# Fire HD 8.9 shipping date discrepency



## katy32 (Dec 20, 2010)

So today, I ordered the fire hd 8.9, with free prime shipping and didn't upgrade to the one day shipping. My delivery date was November 26th.  So I went back and changed to one day, and now it will be delivered on the 21st   CRAZY that there is that much of a delay between one and two day shipping.


----------



## luvmy4brats (Nov 9, 2008)

It's probably due to it being Thanksgiving weekend. It's also possible that they are just overestimating the shipping time and you may get it Friday or Saturday. (It is just an estimate, not set in stone)


----------



## katy32 (Dec 20, 2010)

Luvmy4brats said:


> It's probably due to it being Thanksgiving weekend. It's also possible that they are just overestimating the shipping time and you may get it Friday or Saturday. (It is just an estimate, not set in stone)

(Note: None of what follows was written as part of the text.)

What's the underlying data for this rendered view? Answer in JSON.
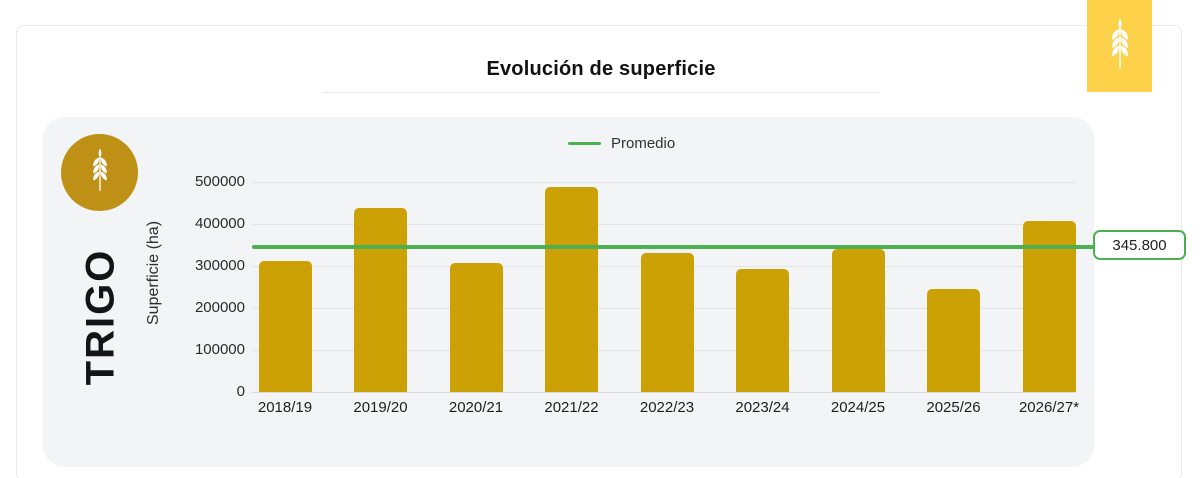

I think I will just suck it up and pay for the one day, and not chance waiting a week


----------



## GreenThumb (Mar 29, 2009)

Wow, I didn't realize 1-day shipping would come 5 days earlier!  My delivery date was also 11/26.  I changed it to 1-day, and now it is 11/21.  Thanks for the heads-up!


----------



## Betsy the Quilter (Oct 27, 2008)

it's because of the holiday.  You're not complaining, are you?  


Betsy


----------



## katy32 (Dec 20, 2010)

Betsy the Quilter said:


> it's because of the holiday. You're not complaining, are you?
> 
> 
> Betsy


Just really surprised there was that much of a difference between one and two day shipping. And hey, it looks like my post helped someone else  It didn't even occur to me there was a holiday


----------



## Betsy the Quilter (Oct 27, 2008)

Normally, the difference between two day and one day is....one day.  Although a weekend can cause an issue.  That holiday made quite a difference, LOL!

Betsy


----------



## Ann in Arlington (Oct 27, 2008)

Yeah -- I discovered this a couple of weeks ago -- actually did mention it here. . . . . it's definitely a case where the extra $3.99 for 1-day vs "2-day" shipping is worth it.


----------



## Toby (Nov 25, 2008)

Thanks for the mention! Ann, I guess I missed your post. I just cancelled my original order, that was to delivered on 11/26, then I just ordered with the 1 day ship, $3.99. I will get the Fire 5 days earlier!


----------



## novembersfyre (Nov 10, 2011)

Thank you so much for this suggestion! I didn't cancel my order I just changed my shipping speed and now mine is estimated to arrive on 11/21 also!
So worth the extra $3.99!


----------



## TraceyC/FL (Mar 23, 2011)

Last year UPS didn't work Thursday-Sunday of Thanksgiving weekend - I was irked because I had something that should have come Friday. I think some air stuff still went out, but 99% of the stuff sat (making more work for Monday/Tuesday I'll have to ask my UPS guy about that).


----------